Defendant was charged in an indictment with two counts of criminal sale of a controlled substance in the third degree and two counts of criminal possession of a controlled substance in the third degree. He initially pleaded guilty to one count of criminal sale of a controlled substance in full satisfaction of the indictment, with the understanding that he would be sentenced, as a second felony offender, to four years in prison, to be followed three years of postrelease supervision. The plea agreement also included the waiver of the right to appeal. At the outset of the sentencing hearing, there was discussion regarding defendant's eligibility for a shock incarceration program. Ultimately, defendant agreed to enter an additional plea of guilty to the remaining three counts of the indictment as well. This agreement was made with the understanding that, as a result of both pleas, he would be sentenced, as a second felony offender, to four concurrent 4 ½–year prison terms, to be followed by three years of postrelease supervision, together with an order directing his enrollment in a shock incarceration program. This additional agreement also included the waiver of the right to appeal. County Court thereafter imposed the agreed-upon sentence, and defendant now appeals.
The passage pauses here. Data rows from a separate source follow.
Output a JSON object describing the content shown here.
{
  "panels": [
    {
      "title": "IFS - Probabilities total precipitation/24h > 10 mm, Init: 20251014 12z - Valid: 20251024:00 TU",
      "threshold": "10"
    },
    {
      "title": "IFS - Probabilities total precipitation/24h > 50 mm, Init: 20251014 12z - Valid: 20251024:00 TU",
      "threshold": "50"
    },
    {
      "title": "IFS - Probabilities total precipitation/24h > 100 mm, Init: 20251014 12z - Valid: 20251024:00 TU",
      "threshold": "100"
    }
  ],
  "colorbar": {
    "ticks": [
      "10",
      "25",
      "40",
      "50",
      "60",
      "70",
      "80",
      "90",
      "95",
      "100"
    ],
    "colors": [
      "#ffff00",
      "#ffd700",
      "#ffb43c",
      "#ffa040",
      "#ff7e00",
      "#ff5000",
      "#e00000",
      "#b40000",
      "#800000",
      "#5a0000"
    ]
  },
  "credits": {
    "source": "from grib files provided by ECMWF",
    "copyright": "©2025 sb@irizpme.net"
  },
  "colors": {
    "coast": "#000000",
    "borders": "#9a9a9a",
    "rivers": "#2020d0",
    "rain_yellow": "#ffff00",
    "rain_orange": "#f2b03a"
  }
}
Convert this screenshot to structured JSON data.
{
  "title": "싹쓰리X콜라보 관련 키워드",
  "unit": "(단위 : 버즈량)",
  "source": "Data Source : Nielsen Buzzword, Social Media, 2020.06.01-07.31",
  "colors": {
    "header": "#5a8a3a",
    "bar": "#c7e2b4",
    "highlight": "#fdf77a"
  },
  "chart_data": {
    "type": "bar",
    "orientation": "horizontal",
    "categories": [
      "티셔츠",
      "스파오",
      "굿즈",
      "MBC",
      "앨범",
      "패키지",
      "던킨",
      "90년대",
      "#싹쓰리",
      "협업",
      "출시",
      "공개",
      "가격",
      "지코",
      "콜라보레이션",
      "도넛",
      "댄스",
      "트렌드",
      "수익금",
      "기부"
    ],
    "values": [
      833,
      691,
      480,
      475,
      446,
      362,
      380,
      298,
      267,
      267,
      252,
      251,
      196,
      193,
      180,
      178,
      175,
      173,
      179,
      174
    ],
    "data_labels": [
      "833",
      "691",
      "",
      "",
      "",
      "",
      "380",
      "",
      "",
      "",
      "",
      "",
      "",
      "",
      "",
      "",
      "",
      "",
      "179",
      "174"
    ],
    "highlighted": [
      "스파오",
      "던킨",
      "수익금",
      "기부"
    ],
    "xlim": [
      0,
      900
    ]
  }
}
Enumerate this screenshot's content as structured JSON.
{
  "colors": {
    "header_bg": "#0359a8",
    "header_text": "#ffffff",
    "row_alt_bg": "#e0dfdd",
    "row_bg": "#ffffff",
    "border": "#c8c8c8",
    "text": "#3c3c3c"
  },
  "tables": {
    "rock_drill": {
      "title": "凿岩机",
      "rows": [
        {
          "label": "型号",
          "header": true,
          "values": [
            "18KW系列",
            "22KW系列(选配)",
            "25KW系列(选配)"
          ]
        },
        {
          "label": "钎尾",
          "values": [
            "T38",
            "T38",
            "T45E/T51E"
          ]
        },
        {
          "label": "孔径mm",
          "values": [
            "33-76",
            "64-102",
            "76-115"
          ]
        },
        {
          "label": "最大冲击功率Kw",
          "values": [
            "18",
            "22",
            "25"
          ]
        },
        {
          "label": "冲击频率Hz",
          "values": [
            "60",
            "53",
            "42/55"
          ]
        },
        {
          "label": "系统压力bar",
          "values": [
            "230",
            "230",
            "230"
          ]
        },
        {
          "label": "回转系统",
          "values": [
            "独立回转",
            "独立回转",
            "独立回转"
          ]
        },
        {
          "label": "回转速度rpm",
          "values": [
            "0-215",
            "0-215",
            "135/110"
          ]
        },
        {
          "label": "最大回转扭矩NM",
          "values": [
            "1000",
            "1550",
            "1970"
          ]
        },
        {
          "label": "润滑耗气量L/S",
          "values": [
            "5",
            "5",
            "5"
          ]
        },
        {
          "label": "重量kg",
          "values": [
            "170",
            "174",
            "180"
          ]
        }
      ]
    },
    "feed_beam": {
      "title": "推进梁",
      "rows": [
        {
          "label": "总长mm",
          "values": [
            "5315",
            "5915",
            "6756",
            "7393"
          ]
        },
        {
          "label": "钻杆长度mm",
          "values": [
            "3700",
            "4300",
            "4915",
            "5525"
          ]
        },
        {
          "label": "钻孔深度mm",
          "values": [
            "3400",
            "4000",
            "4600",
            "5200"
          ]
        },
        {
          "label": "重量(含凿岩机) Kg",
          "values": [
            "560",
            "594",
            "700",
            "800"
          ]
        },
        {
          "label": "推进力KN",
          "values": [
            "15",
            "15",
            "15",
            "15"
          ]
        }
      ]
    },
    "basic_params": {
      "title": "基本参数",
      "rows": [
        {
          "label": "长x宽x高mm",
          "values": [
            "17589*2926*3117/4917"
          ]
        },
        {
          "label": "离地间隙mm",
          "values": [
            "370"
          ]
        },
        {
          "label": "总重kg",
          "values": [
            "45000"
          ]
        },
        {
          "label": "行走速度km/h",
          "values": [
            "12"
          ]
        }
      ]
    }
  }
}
We affirm. Contrary to defendant's contention, his waivers of the right to appeal were valid. Based upon our review of the plea colloquies, County Court adequately distinguished the right to appeal from the rights automatically forfeited by a guilty plea, particularly in light of defendant's lengthy criminal history and his acknowledgment that he had previously executed an appeal waiver in regard to a previous guilty plea. Further, the court ensured that defendant understood the ramifications of the waivers and defendant executed a counseled written waiver in open court (see People v. Sanders, 25 N.Y.3d 337, 341–342, 12 N.Y.S.3d 593, 34 N.E.3d 344 [2015] ; People v. Lopez, 6 N.Y.3d 248, 256, 811 N.Y.S.2d 623, 844 N.E.2d 1145 [2006] ; People v. Butler, 134 A.D.3d 1349, 1349–1350, 22 N.Y.S.3d 617 [2015], lvs. denied 27 N.Y.3d 962, 963, 36 N.Y.S.3d 624, 56 N.E.3d 904 [2016] ). Accordingly, defendant knowingly, intelligently and voluntarily waived the right to appeal his conviction and sentence. In light of his valid waivers of the right to appeal, his contention that the sentence imposed was harsh and excessive is precluded (see People v. Clark, 135 A.D.3d 1239, 1240, 23 N.Y.S.3d 481 [2016], lv. denied 27 N.Y.3d 995, 38 N.Y.S.3d 105, 59 N.E.3d 1217 [2016] ; People v. Donah, 127 A.D.3d 1413, 1413, 5 N.Y.S.3d 736 [2015] ).
ORDERED that the judgment is affirmed.
PETERS, P.J., GARRY, CLARK and AARONS, JJ., concur.